Get a brief overview of the multifamily case study.
- [Instructor] Alright, welcome back. We're going to do another example in the next couple lectures and this time we're going to focus on the multifamily asset class. So, specifically for our example, we're going to look at this target property that is a Southern California 1970's built multifamily building. It's eight units, so it's quite small. It's mostly made up of one bedroom and two bedroom complexes. And let's look at some deal economics.
Alright, so we're going to look at buying this property for one and a half million at about a 6% cap rate on current rent. We're going to need to make major renovations within the next 10 to 15 years. It is kind of old. There has been some renovations, but it wasn't recent. So now we can look at two investment options. One is to do a light initial renovation and then do a major renovation at the exit.
Option two is to do a major renovation up front and then do a light touch up at the exit. So we're going to go through both scenarios and see what the considerations might be when we look at these two different scenarios for the analysis. Alright, some additional information is that in this market we are lookin' at other listings of similar types of smaller apartment units that are comparable.
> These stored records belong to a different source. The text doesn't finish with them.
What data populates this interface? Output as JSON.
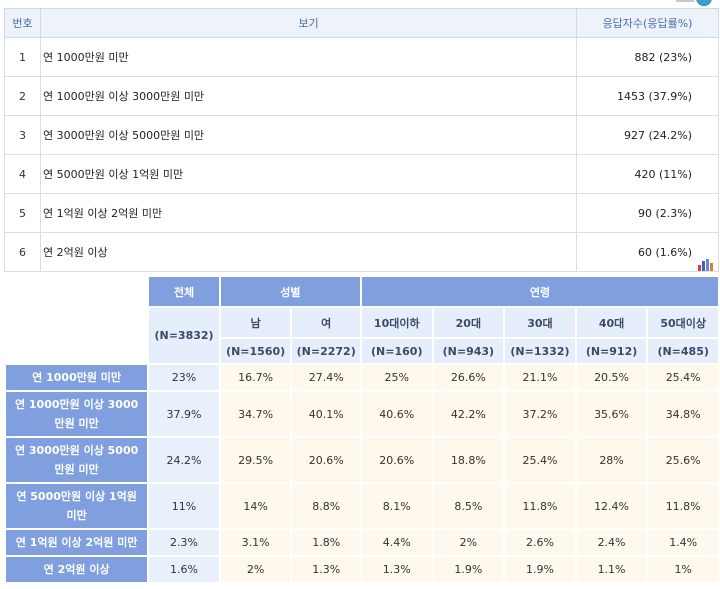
{
  "results": {
    "headers": {
      "no": "번호",
      "option": "보기",
      "count": "응답자수(응답률%)"
    },
    "rows": [
      {
        "no": "1",
        "label": "연 1000만원 미만",
        "value": "882 (23%)"
      },
      {
        "no": "2",
        "label": "연 1000만원 이상 3000만원 미만",
        "value": "1453 (37.9%)"
      },
      {
        "no": "3",
        "label": "연 3000만원 이상 5000만원 미만",
        "value": "927 (24.2%)"
      },
      {
        "no": "4",
        "label": "연 5000만원 이상 1억원 미만",
        "value": "420 (11%)"
      },
      {
        "no": "5",
        "label": "연 1억원 이상 2억원 미만",
        "value": "90 (2.3%)"
      },
      {
        "no": "6",
        "label": "연 2억원 이상",
        "value": "60 (1.6%)"
      }
    ]
  },
  "crosstab": {
    "total": {
      "label": "전체",
      "n": "(N=3832)"
    },
    "gender": {
      "label": "성별",
      "cols": [
        {
          "label": "남",
          "n": "(N=1560)"
        },
        {
          "label": "여",
          "n": "(N=2272)"
        }
      ]
    },
    "age": {
      "label": "연령",
      "cols": [
        {
          "label": "10대이하",
          "n": "(N=160)"
        },
        {
          "label": "20대",
          "n": "(N=943)"
        },
        {
          "label": "30대",
          "n": "(N=1332)"
        },
        {
          "label": "40대",
          "n": "(N=912)"
        },
        {
          "label": "50대이상",
          "n": "(N=485)"
        }
      ]
    },
    "rows": [
      {
        "label": "연 1000만원 미만",
        "cells": [
          "23%",
          "16.7%",
          "27.4%",
          "25%",
          "26.6%",
          "21.1%",
          "20.5%",
          "25.4%"
        ]
      },
      {
        "label": "연 1000만원 이상 3000만원 미만",
        "cells": [
          "37.9%",
          "34.7%",
          "40.1%",
          "40.6%",
          "42.2%",
          "37.2%",
          "35.6%",
          "34.8%"
        ]
      },
      {
        "label": "연 3000만원 이상 5000만원 미만",
        "cells": [
          "24.2%",
          "29.5%",
          "20.6%",
          "20.6%",
          "18.8%",
          "25.4%",
          "28%",
          "25.6%"
        ]
      },
      {
        "label": "연 5000만원 이상 1억원 미만",
        "cells": [
          "11%",
          "14%",
          "8.8%",
          "8.1%",
          "8.5%",
          "11.8%",
          "12.4%",
          "11.8%"
        ]
      },
      {
        "label": "연 1억원 이상 2억원 미만",
        "cells": [
          "2.3%",
          "3.1%",
          "1.8%",
          "4.4%",
          "2%",
          "2.6%",
          "2.4%",
          "1.4%"
        ]
      },
      {
        "label": "연 2억원 이상",
        "cells": [
          "1.6%",
          "2%",
          "1.3%",
          "1.3%",
          "1.9%",
          "1.9%",
          "1.1%",
          "1%"
        ]
      }
    ]
  },
  "colors": {
    "header_blue": "#7f9fdf",
    "sub_header": "#e7eefb",
    "cell_bg": "#fff9ed",
    "total_bg": "#e8f1fb",
    "top_header_text": "#4a6ea9"
  },
  "icons": {
    "chart": "bar-chart-icon",
    "badge": "help-badge-icon"
  }
}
And in these markets what we're seeing is around five to 6% cap rates for those types of properties as well that are comparable, though they're generally slightly newer than the product we're lookin' at, our target property. And the other listings tend to cost about 15 to 20,000 more per unit. So the way we're lookin' at our target property, it might be a better value add play, right? So what does the market rents tell us? Well, if we look at existing and market rents for the one bedroom, so the current one bedroom units in the target property, they're only achieving $800 a month, but the comparable one bedroom units are averaging over $900 a month.
And if we look at the two bedroom units, the two bedroom units are getting 1,000 a month in the existing, the target property, but the market comps are showing almost 1,200 a month. Right, just 1,150. So there's a 15% discount to the market due to probably the fact that it's a older unit and quite possibly the current owner might be conservative.
They might have been burned before tryin' to overcharge or they just don't want to raise the rents on their existing tenants. Whatever that may be, the target property is not realizing its full market rental potential. So there might be so opportunities here. Now, something else to keep in mind for this market for the target property is that it's five minutes from a major employer and there are over 75,000 jobs within five minutes of the target property, right? So this means that there's really good, strong long-term job figures.
Disney isn't expected to go anywhere. It's only getting more crowded. So although Disneyland does employ a lot of temporary short-term jobs, there is a major industrial park in that area that's hosting over 2,600 businesses That's creating another 55,000 jobs that are within five miles, or five minutes from this target property.
So, overall, it's actually very good. It's not super tourist reliant. If there's a downswing in tourism, it might hurt some of the local businesses, but overall it seems like there's some good, long-term market dynamics there. Now, demographically in this market, we've seen some steady population. It hasn't been growing, but it hasn't been shrinking either. And it's only been growing at about a 1% a year. It's mostly consisting of working class families that make up to 75% of the households.
Moderate income levels. The average household income is 50,000 a year, which means that this is one of the more affordable cities that is sandwiched between much higher cost cities, both north and south of it. Alright, north of this area is Los Angeles where housing prices cost a lot more, as well as south of that is Orange County. Again, much higher household incomes than this sort of city right around Disneyland where it's much more moderate.
So in the next two lectures we're going to look at this example in more depth. First one we're going to try to do the low upfront renovation, and then the second one we're going to do the higher upfront renovation and see what the differences are.